SECRETARY [2002]

Der Sekretärinnenberuf in Filmen wirkt immer wieder verführerisch. Keine körperliche Verausgabung, geregelte Arbeitszeiten im Büro und eine ordentliche Bezahlung, denn wie sonst lässt sich die meist außerordentliche Garderobe der Figuren erklären? Wir erinnern uns an Chloë Sevigny in AMERICAN PSYCHO, Anne Hathaway in THE DEVIL WEARS PRADA, an Annie Potts in GHOSTBUSTERS oder den niedlichen Büromäuschen in SCHINDLER’S LIST. Bei der herrlichen physischen Erscheinung vergisst man zuweilen den psychischen Stress, den die Darstellerinnen in ihren Rollen wiedergeben. Der Chef ist meist ein narzistisches Arschloch, das Privatleben leidet unter den Überstunden und bei den Extrawünschen kann man eigentlich auch nie etwas richtig machen.
In SECRETARY nimmt das ganze noch extremere Formen an. Lee [Maggie Gyllenhaal] muss ihrem Vorgesetzten Mr. Grey [James Spader] nicht nur in ihrer Arbeit dienen, sie tut dies mehr als freiwillig und unterwirft sich ihm auch in körperlicher Hinsicht. Das ganze entwickelt sich dann zu einer manchmal komischen manchmal bedrückenden sadomasochistischen Beziehung. Nicht von ungefähr, denn Lee wurde gerade aus der Psychatrie entlassen, nachdem sie sich fast tödlich selbst verletzte.

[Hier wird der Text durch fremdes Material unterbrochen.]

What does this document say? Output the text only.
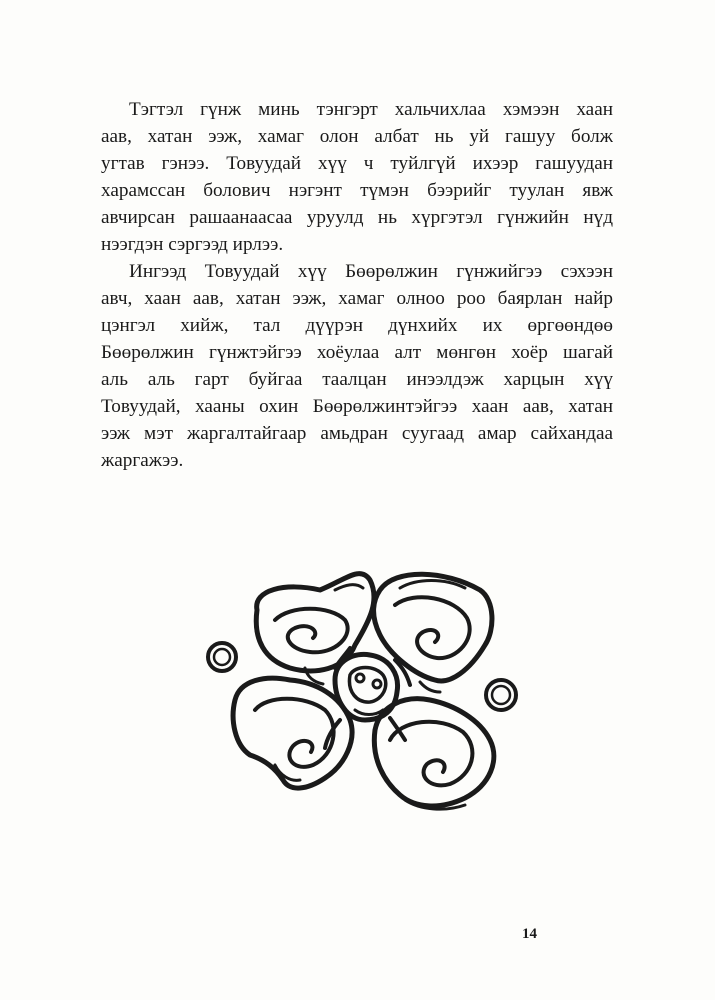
Тэгтэл гүнж минь тэнгэрт хальчихлаа хэмээн хаан
аав, хатан ээж, хамаг олон албат нь уй гашуу болж
угтав гэнээ. Товуудай хүү ч туйлгүй ихээр гашуудан
харамссан болович нэгэнт түмэн бээрийг туулан явж
авчирсан рашаанаасаа уруулд нь хүргэтэл гүнжийн нүд
нээгдэн сэргээд ирлээ.
Ингээд Товуудай хүү Бөөрөлжин гүнжийгээ сэхээн
авч, хаан аав, хатан ээж, хамаг олноо роо баярлан найр
цэнгэл хийж, тал дүүрэн дүнхийх их өргөөндөө
Бөөрөлжин гүнжтэйгээ хоёулаа алт мөнгөн хоёр шагай
аль аль гарт буйгаа таалцан инээлдэж харцын хүү
Товуудай, хааны охин Бөөрөлжинтэйгээ хаан аав, хатан
ээж мэт жаргалтайгаар амьдран суугаад амар сайхандаа
жаргажээ.
14
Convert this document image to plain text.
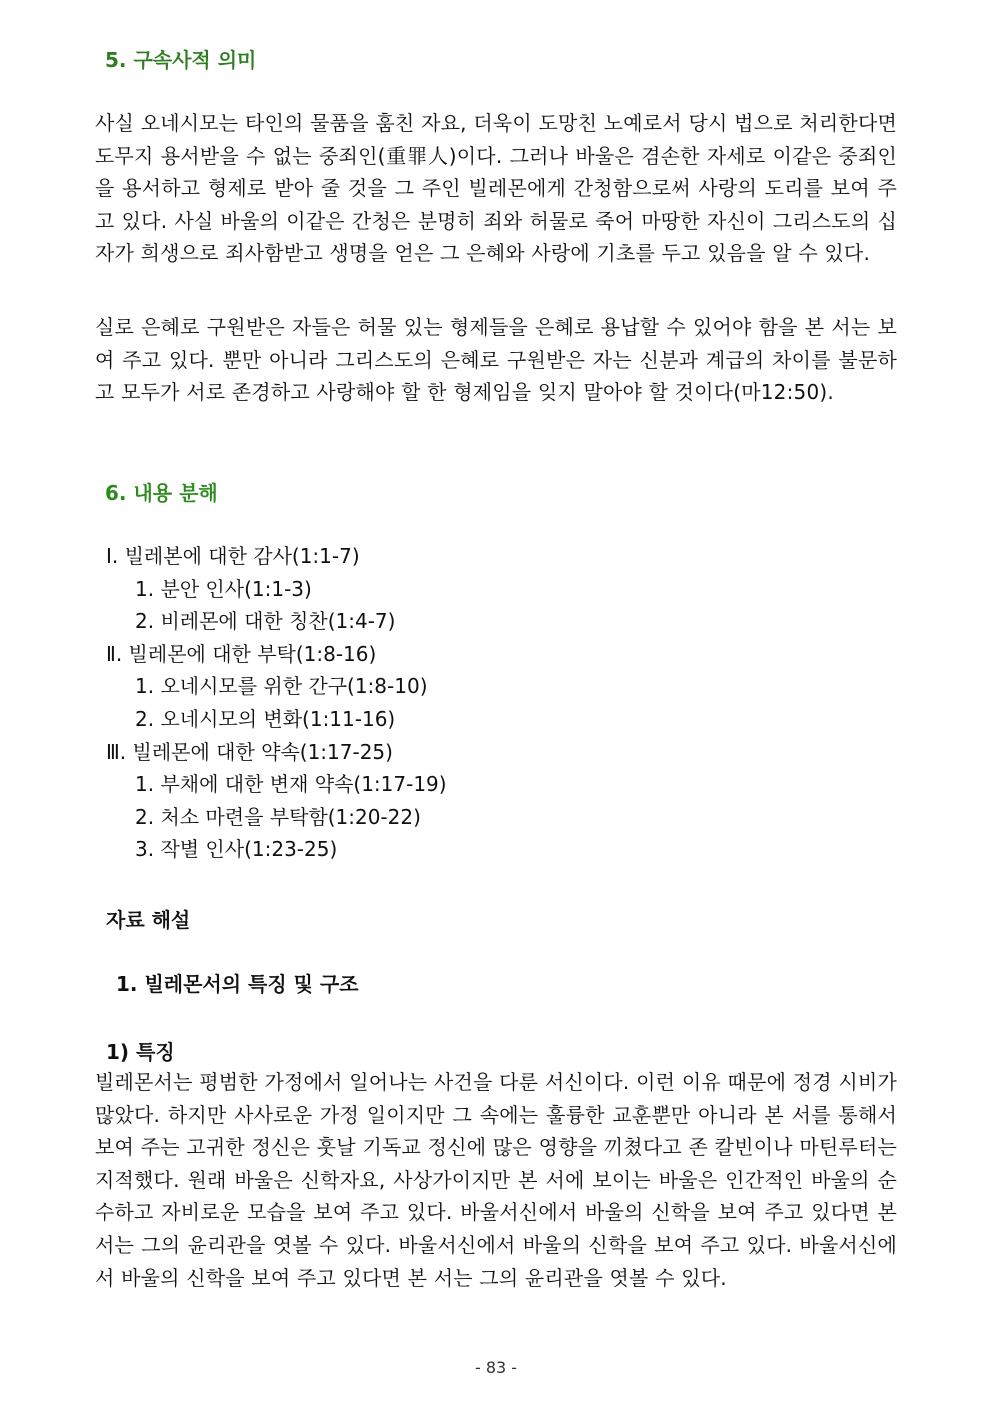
5. 구속사적 의미

사실 오네시모는 타인의 물품을 훔친 자요, 더욱이 도망친 노예로서 당시 법으로 처리한다면 도무지 용서받을 수 없는 중죄인(重罪人)이다. 그러나 바울은 겸손한 자세로 이같은 중죄인을 용서하고 형제로 받아 줄 것을 그 주인 빌레몬에게 간청함으로써 사랑의 도리를 보여 주고 있다. 사실 바울의 이같은 간청은 분명히 죄와 허물로 죽어 마땅한 자신이 그리스도의 십자가 희생으로 죄사함받고 생명을 얻은 그 은혜와 사랑에 기초를 두고 있음을 알 수 있다.

실로 은혜로 구원받은 자들은 허물 있는 형제들을 은혜로 용납할 수 있어야 함을 본 서는 보여 주고 있다. 뿐만 아니라 그리스도의 은혜로 구원받은 자는 신분과 계급의 차이를 불문하고 모두가 서로 존경하고 사랑해야 할 한 형제임을 잊지 말아야 할 것이다(마12:50).

6. 내용 분해
Ⅰ. 빌레본에 대한 감사(1:1-7)
1. 분안 인사(1:1-3)
2. 비레몬에 대한 칭찬(1:4-7)
Ⅱ. 빌레몬에 대한 부탁(1:8-16)
1. 오네시모를 위한 간구(1:8-10)
2. 오네시모의 변화(1:11-16)
Ⅲ. 빌레몬에 대한 약속(1:17-25)
1. 부채에 대한 변재 약속(1:17-19)
2. 처소 마련을 부탁함(1:20-22)
3. 작별 인사(1:23-25)
자료 해설
1. 빌레몬서의 특징 및 구조
1) 특징

빌레몬서는 평범한 가정에서 일어나는 사건을 다룬 서신이다. 이런 이유 때문에 정경 시비가 많았다. 하지만 사사로운 가정 일이지만 그 속에는 훌륭한 교훈뿐만 아니라 본 서를 통해서 보여 주는 고귀한 정신은 훗날 기독교 정신에 많은 영향을 끼쳤다고 존 칼빈이나 마틴루터는 지적했다. 원래 바울은 신학자요, 사상가이지만 본 서에 보이는 바울은 인간적인 바울의 순수하고 자비로운 모습을 보여 주고 있다. 바울서신에서 바울의 신학을 보여 주고 있다면 본 서는 그의 윤리관을 엿볼 수 있다. 바울서신에서 바울의 신학을 보여 주고 있다. 바울서신에서 바울의 신학을 보여 주고 있다면 본 서는 그의 윤리관을 엿볼 수 있다.

- 83 -
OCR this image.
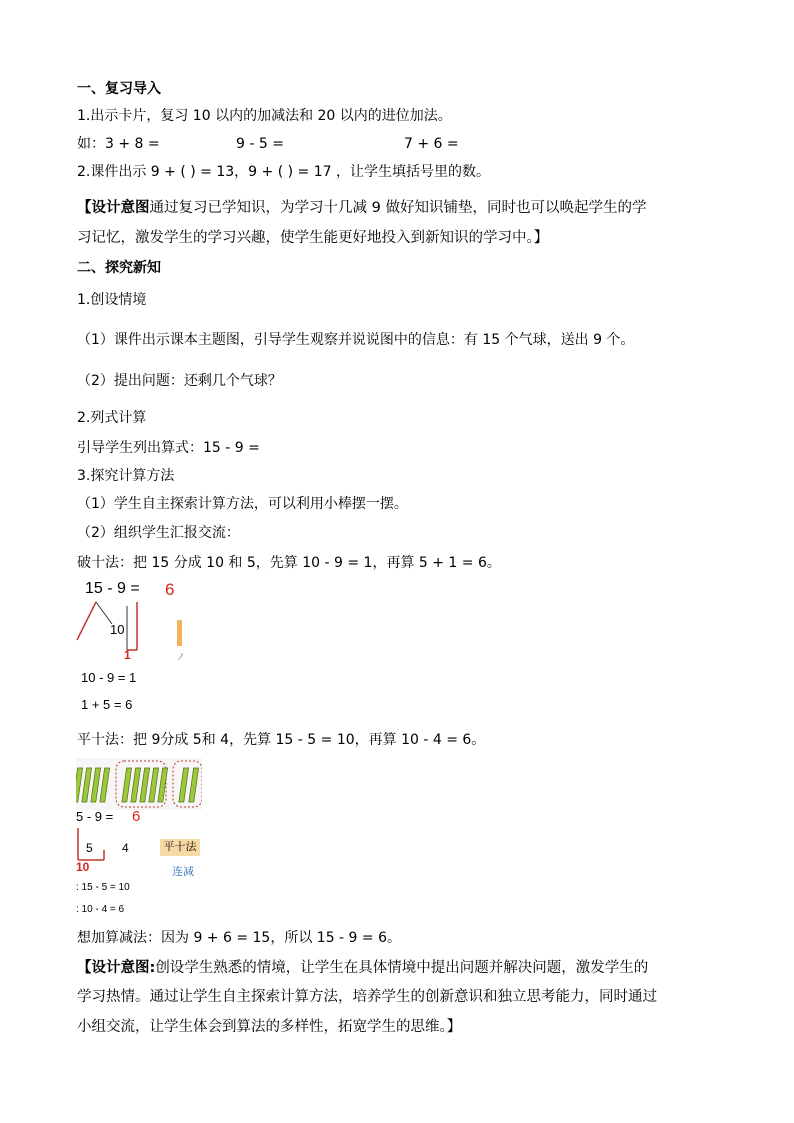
一、复习导入
1.出示卡片，复习 10 以内的加减法和 20 以内的进位加法。
如：3 + 8 =	9 - 5 =	7 + 6 =
2.课件出示 9 + ( ) = 13，9 + ( ) = 17 ，让学生填括号里的数。
【设计意图通过复习已学知识，为学习十几减 9 做好知识铺垫，同时也可以唤起学生的学
习记忆，激发学生的学习兴趣，使学生能更好地投入到新知识的学习中。】
二、探究新知
1.创设情境
（1）课件出示课本主题图，引导学生观察并说说图中的信息：有 15 个气球，送出 9 个。
（2）提出问题：还剩几个气球？
2.列式计算
引导学生列出算式：15 - 9 =
3.探究计算方法
（1）学生自主探索计算方法，可以利用小棒摆一摆。
（2）组织学生汇报交流：
破十法：把 15 分成 10 和 5，先算 10 - 9 = 1，再算 5 + 1 = 6。
15 - 9 = 6
ノ
10
1
10 - 9 = 1
1 + 5 = 6
平十法：把 9分成 5和 4，先算 15 - 5 = 10，再算 10 - 4 = 6。
5 - 9 = 6
5 4
10
平十法
连减
: 15 - 5 = 10
: 10 - 4 = 6
想加算减法：因为 9 + 6 = 15，所以 15 - 9 = 6。
【设计意图:创设学生熟悉的情境，让学生在具体情境中提出问题并解决问题，激发学生的
学习热情。通过让学生自主探索计算方法，培养学生的创新意识和独立思考能力，同时通过
小组交流，让学生体会到算法的多样性，拓宽学生的思维。】
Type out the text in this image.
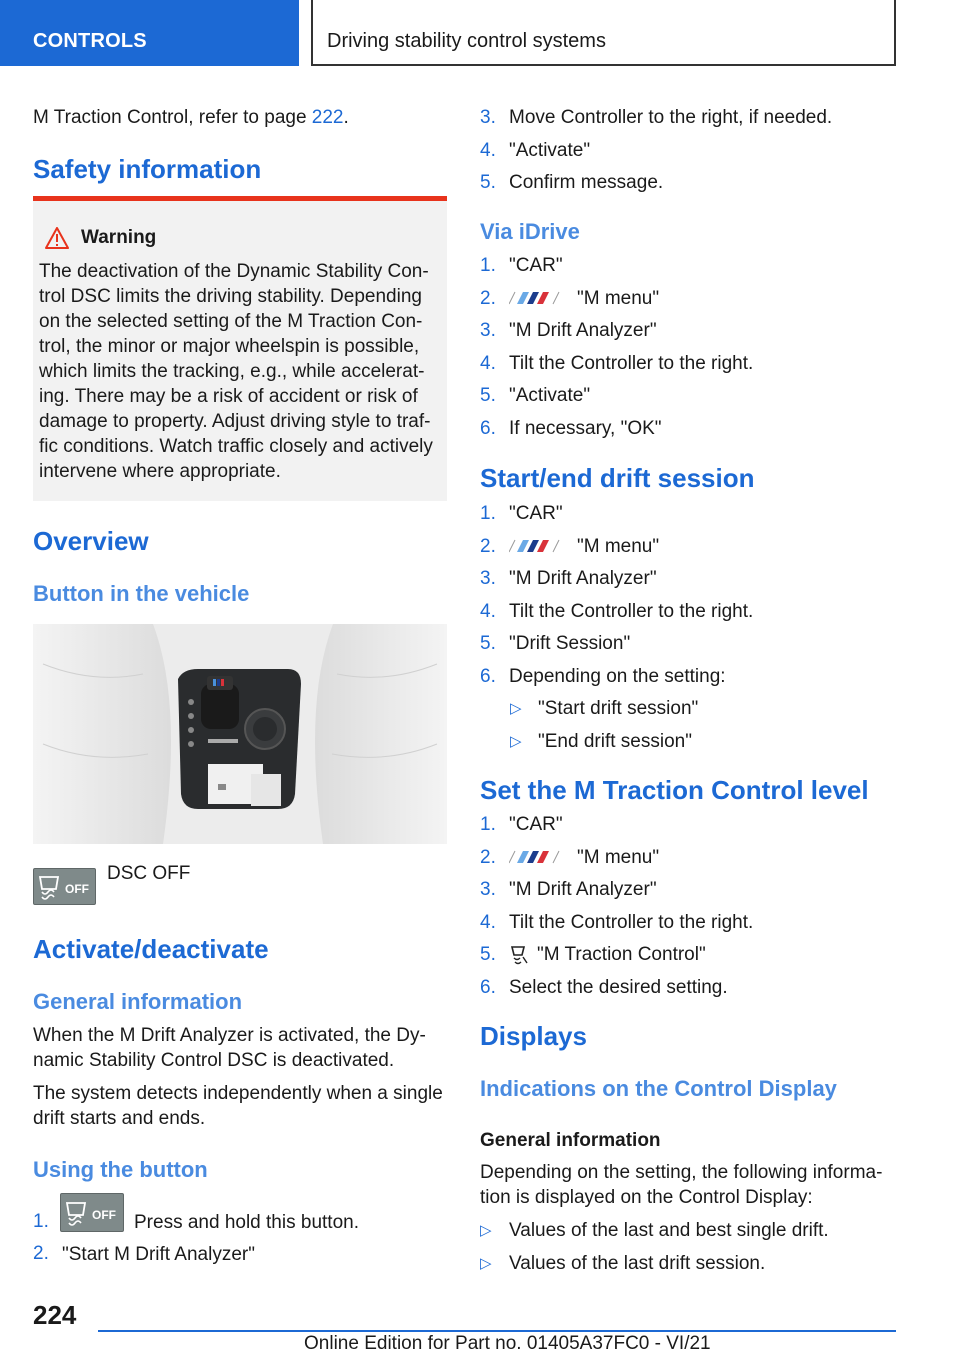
CONTROLS	Driving stability control systems
M Traction Control, refer to page 222.
Safety information
Warning
The deactivation of the Dynamic Stability Con-
trol DSC limits the driving stability. Depending
on the selected setting of the M Traction Con-
trol, the minor or major wheelspin is possible,
which limits the tracking, e.g., while accelerat-
ing. There may be a risk of accident or risk of
damage to property. Adjust driving style to traf-
fic conditions. Watch traffic closely and actively
intervene where appropriate.
Overview
Button in the vehicle
OFF
DSC OFF
Activate/deactivate
General information
When the M Drift Analyzer is activated, the Dy-
namic Stability Control DSC is deactivated.
The system detects independently when a single
drift starts and ends.
Using the button
1.	OFF Press and hold this button.
2. "Start M Drift Analyzer"
3. Move Controller to the right, if needed.
4. "Activate"
5. Confirm message.
Via iDrive
1. "CAR"
2.	"M menu"
3. "M Drift Analyzer"
4. Tilt the Controller to the right.
5. "Activate"
6. If necessary, "OK"
Start/end drift session
1. "CAR"
2.	"M menu"
3. "M Drift Analyzer"
4. Tilt the Controller to the right.
5. "Drift Session"
6. Depending on the setting:
▷ "Start drift session"
▷ "End drift session"
Set the M Traction Control level
1. "CAR"
2.	"M menu"
3. "M Drift Analyzer"
4. Tilt the Controller to the right.
5. "M Traction Control"
6. Select the desired setting.
Displays
Indications on the Control Display
General information
Depending on the setting, the following informa-
tion is displayed on the Control Display:
▷ Values of the last and best single drift.
▷ Values of the last drift session.
224
Online Edition for Part no. 01405A37FC0 - VI/21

Psychologisch gesehen recht komplex.
Aber kommen wir zurück auf die Uniform im Büro und werfen einen Blick auf Marge Bowers‘ Arbeit:
Gerade aus der Klinik entlassen. Leelässt sich offenbar noch etwas gehen, Eitelkeit ist jetzt offenbar das letzte, was sie empfindet. Auch wenn ich persönlich ihren Öko-Grunge-Look ziemlich geil finde.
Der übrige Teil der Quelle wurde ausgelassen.